The war analogy and the burglar analogy do not seem to capture this reality very well.
Yes, you are attacked, but (most of the time) not by dedicated human enemies like soldiers or burglars. The majority of cyber-attacks are akin to pests. Like primitive creatures, they randomly swarm around, attacking every food source they can find. They are not necessarily interested in emptying your vault, but they may steal your food supplies, build a huge nest in your garage or give you some very nasty diseases, so they can do quite some damage.
Even if you are the victim of a targeted hack, often, it won’t be anything like a ‘real’ invasion. You most likely won’t find a trashed house or armed strangers standing in your living room, scaring the living daylights out of you. Probably, you won’t even notice that something is wrong. It’s like a very sneaky pest infestation; it takes the trained eye of a professional to see what’s going on.
So there’s the problem. If you think in terms of blunt force, of soldiers and burglars, while it’s actually sneaky pests you’re up against, your defense strategies probably won’t be very successful. The metaphor of pest control might be a much better guide for thinking about cybersecurity. What lessons for cyber security can be learned from people who deal with pests?
1: People who deal with pests are well aware of the fact that a 100% safety does not exist
Everyone who ever had mice in their kitchen knows that, no matter how many holes you find and close, there will always be that one hole that you didn’t think of.

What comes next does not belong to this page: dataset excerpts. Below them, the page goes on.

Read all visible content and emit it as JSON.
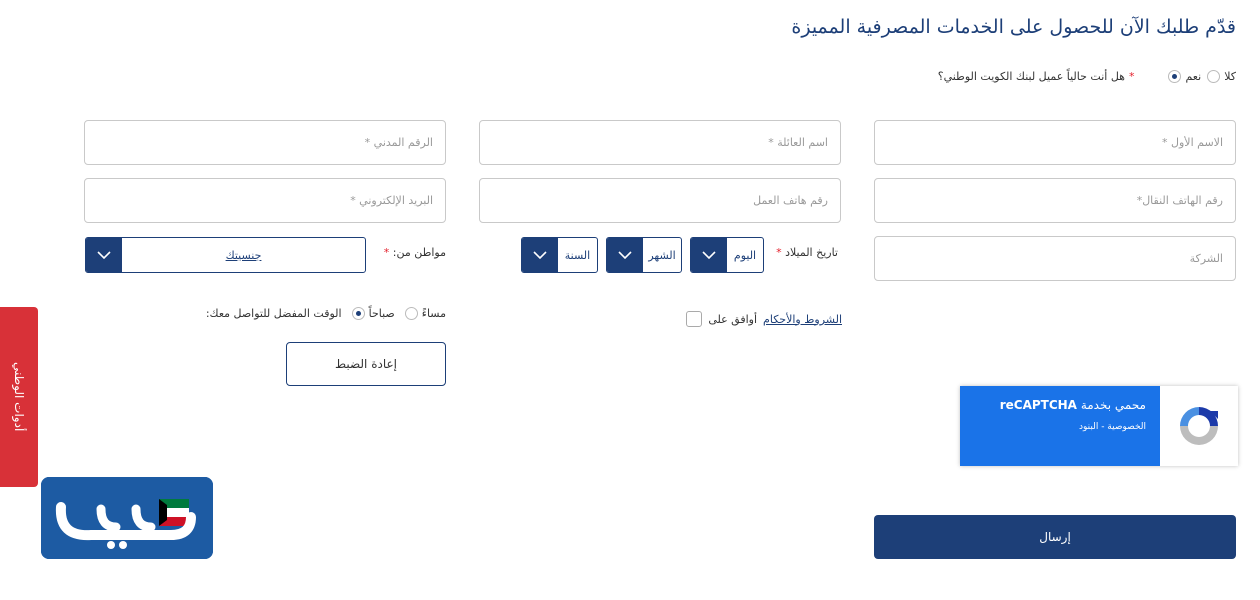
{
  "title": "قدّم طلبك الآن للحصول على الخدمات المصرفية المميزة",
  "customer_question": {
    "label": "هل أنت حالياً عميل لبنك الكويت الوطني؟",
    "required_mark": "*",
    "options": [
      {
        "label": "نعم",
        "selected": true
      },
      {
        "label": "كلا",
        "selected": false
      }
    ]
  },
  "fields": {
    "first_name": {
      "placeholder": "الاسم الأول *"
    },
    "family_name": {
      "placeholder": "اسم العائلة *"
    },
    "civil_id": {
      "placeholder": "الرقم المدني *"
    },
    "mobile": {
      "placeholder": "رقم الهاتف النقال*"
    },
    "work_phone": {
      "placeholder": "رقم هاتف العمل"
    },
    "email": {
      "placeholder": "البريد الإلكتروني *"
    },
    "company": {
      "placeholder": "الشركة"
    }
  },
  "birth_date": {
    "label": "تاريخ الميلاد",
    "required_mark": "*",
    "day": "اليوم",
    "month": "الشهر",
    "year": "السنة"
  },
  "citizenship": {
    "label": "مواطن من:",
    "required_mark": "*",
    "value": "جنسيتك"
  },
  "terms": {
    "prefix": "أوافق على",
    "link": "الشروط والأحكام"
  },
  "contact_time": {
    "label": "الوقت المفضل للتواصل معك:",
    "options": [
      {
        "label": "صباحاً",
        "selected": true
      },
      {
        "label": "مساءً",
        "selected": false
      }
    ]
  },
  "reset_label": "إعادة الضبط",
  "submit_label": "إرسال",
  "captcha": {
    "protected_by": "محمي بخدمة",
    "brand": "reCAPTCHA",
    "links": "الخصوصية - البنود"
  },
  "side_tab_label": "أدوات الوطني",
  "logo": {
    "text": "ويكي",
    "icon": "kuwait-flag-pen-icon"
  },
  "colors": {
    "primary": "#1d3f78",
    "accent_red": "#d83138",
    "captcha_blue": "#1a73e8"
  }
}
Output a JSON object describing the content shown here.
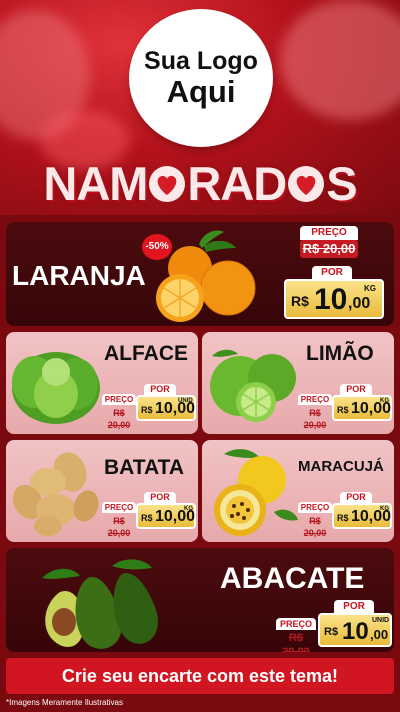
{
  "logo": {
    "line1": "Sua Logo",
    "line2": "Aqui"
  },
  "title": {
    "before": "NAM",
    "after": "RAD",
    "end": "S"
  },
  "featured_top": {
    "name": "LARANJA",
    "discount": "-50%",
    "preco_label": "PREÇO",
    "old_price": "R$ 20,00",
    "por_label": "POR",
    "currency": "R$",
    "price_int": "10",
    "price_dec": ",00",
    "unit": "KG"
  },
  "cards": [
    {
      "name": "ALFACE",
      "preco_label": "PREÇO",
      "old_price": "R$ 20,00",
      "por_label": "POR",
      "currency": "R$",
      "price": "10,00",
      "unit": "UNID"
    },
    {
      "name": "LIMÃO",
      "preco_label": "PREÇO",
      "old_price": "R$ 20,00",
      "por_label": "POR",
      "currency": "R$",
      "price": "10,00",
      "unit": "KG"
    },
    {
      "name": "BATATA",
      "preco_label": "PREÇO",
      "old_price": "R$ 20,00",
      "por_label": "POR",
      "currency": "R$",
      "price": "10,00",
      "unit": "KG"
    },
    {
      "name": "MARACUJÁ",
      "preco_label": "PREÇO",
      "old_price": "R$ 20,00",
      "por_label": "POR",
      "currency": "R$",
      "price": "10,00",
      "unit": "KG"
    }
  ],
  "featured_bottom": {
    "name": "ABACATE",
    "preco_label": "PREÇO",
    "old_price": "R$ 20,00",
    "por_label": "POR",
    "currency": "R$",
    "price_int": "10",
    "price_dec": ",00",
    "unit": "UNID"
  },
  "cta": "Crie seu encarte com este tema!",
  "footnote": "*Imagens Meramente Ilustrativas",
  "colors": {
    "brand_red": "#d11621",
    "dark_card": "#3e080a",
    "light_card": "#eeb7b8",
    "price_gold": "#f2cd5c"
  }
}
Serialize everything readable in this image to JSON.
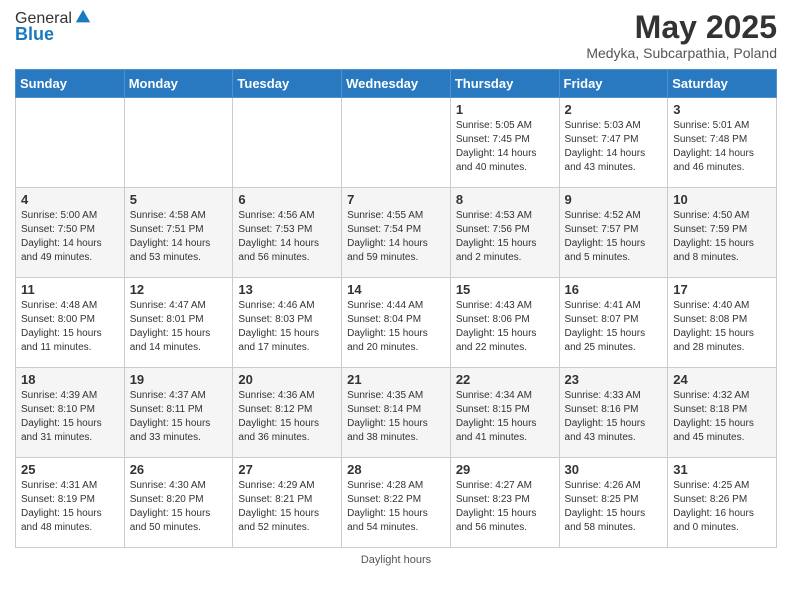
{
  "header": {
    "logo_general": "General",
    "logo_blue": "Blue",
    "month_title": "May 2025",
    "location": "Medyka, Subcarpathia, Poland"
  },
  "days_of_week": [
    "Sunday",
    "Monday",
    "Tuesday",
    "Wednesday",
    "Thursday",
    "Friday",
    "Saturday"
  ],
  "footer": {
    "note": "Daylight hours"
  },
  "weeks": [
    [
      {
        "day": "",
        "info": ""
      },
      {
        "day": "",
        "info": ""
      },
      {
        "day": "",
        "info": ""
      },
      {
        "day": "",
        "info": ""
      },
      {
        "day": "1",
        "info": "Sunrise: 5:05 AM\nSunset: 7:45 PM\nDaylight: 14 hours\nand 40 minutes."
      },
      {
        "day": "2",
        "info": "Sunrise: 5:03 AM\nSunset: 7:47 PM\nDaylight: 14 hours\nand 43 minutes."
      },
      {
        "day": "3",
        "info": "Sunrise: 5:01 AM\nSunset: 7:48 PM\nDaylight: 14 hours\nand 46 minutes."
      }
    ],
    [
      {
        "day": "4",
        "info": "Sunrise: 5:00 AM\nSunset: 7:50 PM\nDaylight: 14 hours\nand 49 minutes."
      },
      {
        "day": "5",
        "info": "Sunrise: 4:58 AM\nSunset: 7:51 PM\nDaylight: 14 hours\nand 53 minutes."
      },
      {
        "day": "6",
        "info": "Sunrise: 4:56 AM\nSunset: 7:53 PM\nDaylight: 14 hours\nand 56 minutes."
      },
      {
        "day": "7",
        "info": "Sunrise: 4:55 AM\nSunset: 7:54 PM\nDaylight: 14 hours\nand 59 minutes."
      },
      {
        "day": "8",
        "info": "Sunrise: 4:53 AM\nSunset: 7:56 PM\nDaylight: 15 hours\nand 2 minutes."
      },
      {
        "day": "9",
        "info": "Sunrise: 4:52 AM\nSunset: 7:57 PM\nDaylight: 15 hours\nand 5 minutes."
      },
      {
        "day": "10",
        "info": "Sunrise: 4:50 AM\nSunset: 7:59 PM\nDaylight: 15 hours\nand 8 minutes."
      }
    ],
    [
      {
        "day": "11",
        "info": "Sunrise: 4:48 AM\nSunset: 8:00 PM\nDaylight: 15 hours\nand 11 minutes."
      },
      {
        "day": "12",
        "info": "Sunrise: 4:47 AM\nSunset: 8:01 PM\nDaylight: 15 hours\nand 14 minutes."
      },
      {
        "day": "13",
        "info": "Sunrise: 4:46 AM\nSunset: 8:03 PM\nDaylight: 15 hours\nand 17 minutes."
      },
      {
        "day": "14",
        "info": "Sunrise: 4:44 AM\nSunset: 8:04 PM\nDaylight: 15 hours\nand 20 minutes."
      },
      {
        "day": "15",
        "info": "Sunrise: 4:43 AM\nSunset: 8:06 PM\nDaylight: 15 hours\nand 22 minutes."
      },
      {
        "day": "16",
        "info": "Sunrise: 4:41 AM\nSunset: 8:07 PM\nDaylight: 15 hours\nand 25 minutes."
      },
      {
        "day": "17",
        "info": "Sunrise: 4:40 AM\nSunset: 8:08 PM\nDaylight: 15 hours\nand 28 minutes."
      }
    ],
    [
      {
        "day": "18",
        "info": "Sunrise: 4:39 AM\nSunset: 8:10 PM\nDaylight: 15 hours\nand 31 minutes."
      },
      {
        "day": "19",
        "info": "Sunrise: 4:37 AM\nSunset: 8:11 PM\nDaylight: 15 hours\nand 33 minutes."
      },
      {
        "day": "20",
        "info": "Sunrise: 4:36 AM\nSunset: 8:12 PM\nDaylight: 15 hours\nand 36 minutes."
      },
      {
        "day": "21",
        "info": "Sunrise: 4:35 AM\nSunset: 8:14 PM\nDaylight: 15 hours\nand 38 minutes."
      },
      {
        "day": "22",
        "info": "Sunrise: 4:34 AM\nSunset: 8:15 PM\nDaylight: 15 hours\nand 41 minutes."
      },
      {
        "day": "23",
        "info": "Sunrise: 4:33 AM\nSunset: 8:16 PM\nDaylight: 15 hours\nand 43 minutes."
      },
      {
        "day": "24",
        "info": "Sunrise: 4:32 AM\nSunset: 8:18 PM\nDaylight: 15 hours\nand 45 minutes."
      }
    ],
    [
      {
        "day": "25",
        "info": "Sunrise: 4:31 AM\nSunset: 8:19 PM\nDaylight: 15 hours\nand 48 minutes."
      },
      {
        "day": "26",
        "info": "Sunrise: 4:30 AM\nSunset: 8:20 PM\nDaylight: 15 hours\nand 50 minutes."
      },
      {
        "day": "27",
        "info": "Sunrise: 4:29 AM\nSunset: 8:21 PM\nDaylight: 15 hours\nand 52 minutes."
      },
      {
        "day": "28",
        "info": "Sunrise: 4:28 AM\nSunset: 8:22 PM\nDaylight: 15 hours\nand 54 minutes."
      },
      {
        "day": "29",
        "info": "Sunrise: 4:27 AM\nSunset: 8:23 PM\nDaylight: 15 hours\nand 56 minutes."
      },
      {
        "day": "30",
        "info": "Sunrise: 4:26 AM\nSunset: 8:25 PM\nDaylight: 15 hours\nand 58 minutes."
      },
      {
        "day": "31",
        "info": "Sunrise: 4:25 AM\nSunset: 8:26 PM\nDaylight: 16 hours\nand 0 minutes."
      }
    ]
  ]
}
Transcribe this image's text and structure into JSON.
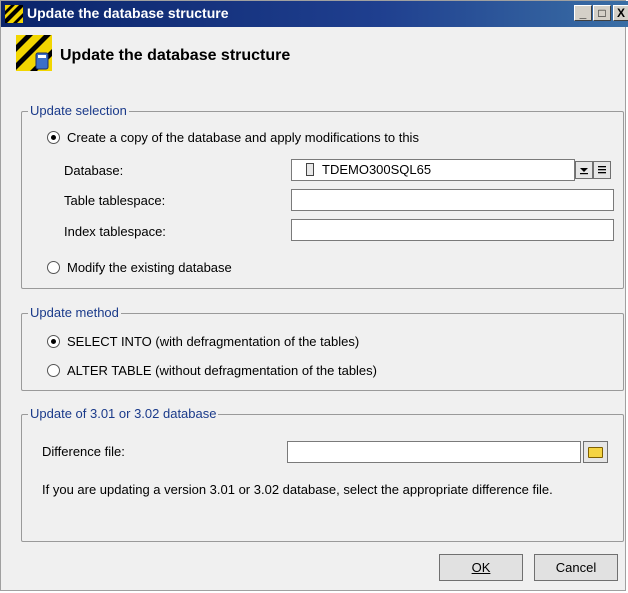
{
  "window": {
    "title": "Update the database structure",
    "header_title": "Update the database structure"
  },
  "update_selection": {
    "legend": "Update selection",
    "create_copy_label": "Create a copy of the database and apply modifications to this",
    "database_label": "Database:",
    "database_value": "TDEMO300SQL65",
    "table_tablespace_label": "Table tablespace:",
    "table_tablespace_value": "",
    "index_tablespace_label": "Index tablespace:",
    "index_tablespace_value": "",
    "modify_existing_label": "Modify the existing database",
    "selected": "create_copy"
  },
  "update_method": {
    "legend": "Update method",
    "select_into_label": "SELECT INTO (with defragmentation of the tables)",
    "alter_table_label": "ALTER TABLE (without defragmentation of the tables)",
    "selected": "select_into"
  },
  "update_301": {
    "legend": "Update of 3.01 or 3.02 database",
    "difference_file_label": "Difference file:",
    "difference_file_value": "",
    "help_text": "If you are updating a version 3.01 or 3.02 database, select the appropriate difference file."
  },
  "buttons": {
    "ok": "OK",
    "cancel": "Cancel"
  },
  "titlebar_buttons": {
    "minimize": "_",
    "maximize": "□",
    "close": "X"
  }
}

There is a lot you can do to keep most of the pests out, but it is simply impossible to stop them all. Good enough is good enough here. Striving to a 100% safety is a waste of energy.
2: They focus on minimizing the damage instead
If something manages to slip past the firewall, that’s often not the end of the world. Remember, you’re mostly dealing with pests here, not with an armed enemy invasion. All that matters is whether you catch the pest in time, before it does any major damage.
3: They defend their house, on the outside and on the inside
When you know that a 100% pest-free building does not exist, you also know that it’s not smart to rely on the outside walls only. You always assume that something probably managed to get in. So next to closing entrance holes in your walls, you also place traps inside the house and lock away your food in metal bins. In a same vein, blindly trusting your state-of-the-art firewall isn’t enough to protect your computer network. The network needs protection from threats on the inside too.
4: They know that pest control requires an ongoing effort
Tiny rodents and insects are in some respects, much more of a headache than human burglars. Not only is it easier for pests to get in your house than it is for humans, it is also much more difficult for you to detect their presence. If you want to protect your stuff from bugs, you’ll have to actively keep monitoring your house for sings of their presence.
If it were for burglars, a one-time investment in some high-quality doors and locks would, (in most cases) do the trick just fine. When it comes to computer networks, a one-time investment in security software won’t do the trick ‘just fine’, considering the many pests there are out there. Keeping a network secure requires an ongoing effort.
So maybe, it is time to do away with the old war and burglary metaphors. These metaphors may have had their use, especially when it came to grabbing people’s attention for cybersecurity issues. But they are also the source of many myths and misconceptions. The pest control metaphor may be a much better reflection of how most cyber-attacks actually happen. And bugs can be pretty creepy too…
Do you agree that the popular metaphors in cybersecurity are unhelpful? And do you think that a ‘pest metaphor’ is more appropriate?